Menge Gründe gegen einen Irak-Krieg

Experten sehen eine ganze Menge Gründe, die gegen einen Irak-Krieg sprechen und die Wahrscheinlichkeit eines Militärschlages drücken. Zum einen hat sich die Regierung um den Diktator Saddam Hussein zuletzt kooperativ gezeigt. Nachdem man zwei Tage vor Ablauf der UN-Frist die Resolution der Vereinten Nationen angenommen hatte, drängten sich Spekulationen geradezu auf, der Irak führe die Welt nur an der Nase herum.
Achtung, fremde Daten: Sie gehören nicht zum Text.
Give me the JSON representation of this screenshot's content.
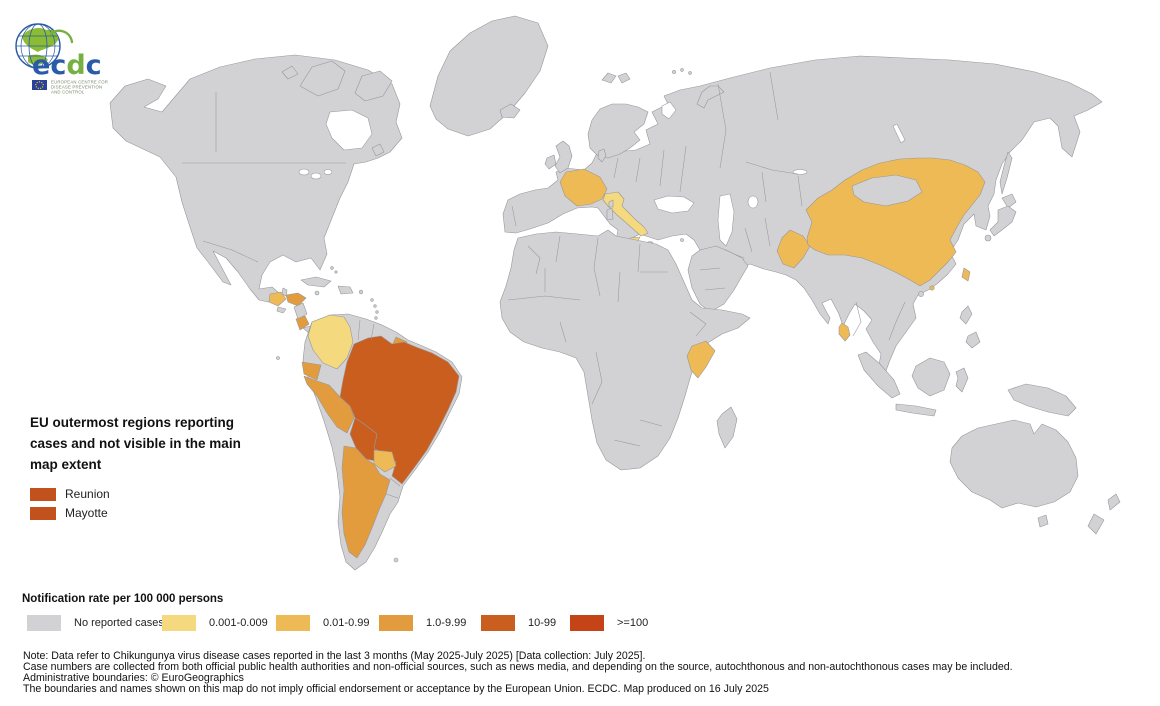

Doch bislang ist man bei der Entscheidung geblieben und hat Blix ins Land gelassen.

Vielleicht hat Saddam Hussein die Übermacht der Amerikaner und der Verbündeten erkannt und will einen Krieg vermeiden, den er über kurz oder lang hätte verlieren müssen. Vielleicht sieht er aber auch nur eine große Zukunft für sein von Sanktionen gebeuteltes Land. Kapituliert er gegenüber der UNO, und stimmt er einem Abbau der Massenvernichtungswaffen zu, dann stehen die Chancen gut, dass die UNO die Sanktionen aufheben, die das Land seit Jahren vom Außenhandel mit vielen der wichtigsten Ländern der Erde abschneiden.
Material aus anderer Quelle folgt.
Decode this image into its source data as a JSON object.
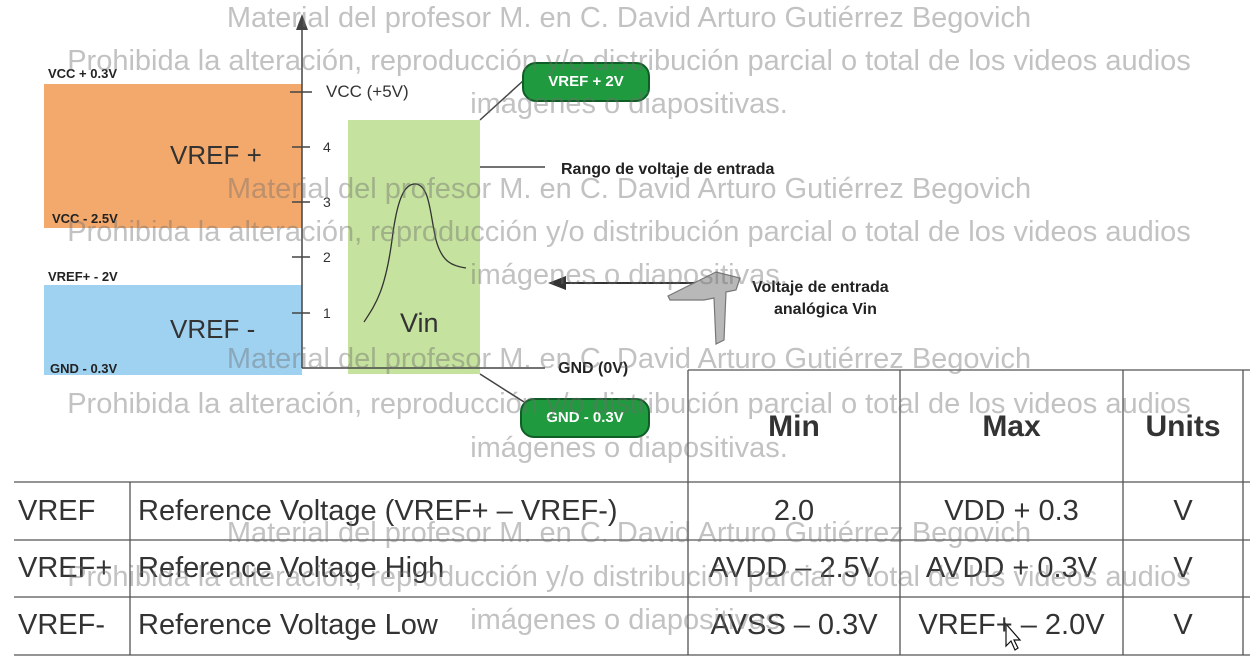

Auch könnte sich der Irak vor dem Hintergrund eines stabilen Friedens wieder verstärkt der Förderung von Öl widmen. Genau dieses Szenario hat der Rohstoffmarkt eingepreist. Öl aus dem Irak könnten die aktuellen Fördermengen deutlich erhöhen, und damit würde der Preis pro Barrel wieder fallen. Auf unter 20 $, meint Kellner.

Zu früh freuen sollte man sich indes nicht. Auch wenn Saddam Hussein einem Krieg ausweicht, ist der kein friedfertiger Mann. Kurzfristige Interessen für sein Land dürften ihm über internationale Aussöhnung gehen. Und mit dem Geld aus Außenhandel und Öl könnte der Diktator über die nächsten Jahre problemlos seine Waffenarsenale wieder füllen. Damit bleibt das Risiko auf einen Krieg bestehen - es rückt aber in die ferne Zukunft und aus dem Blickfeld des Marktes.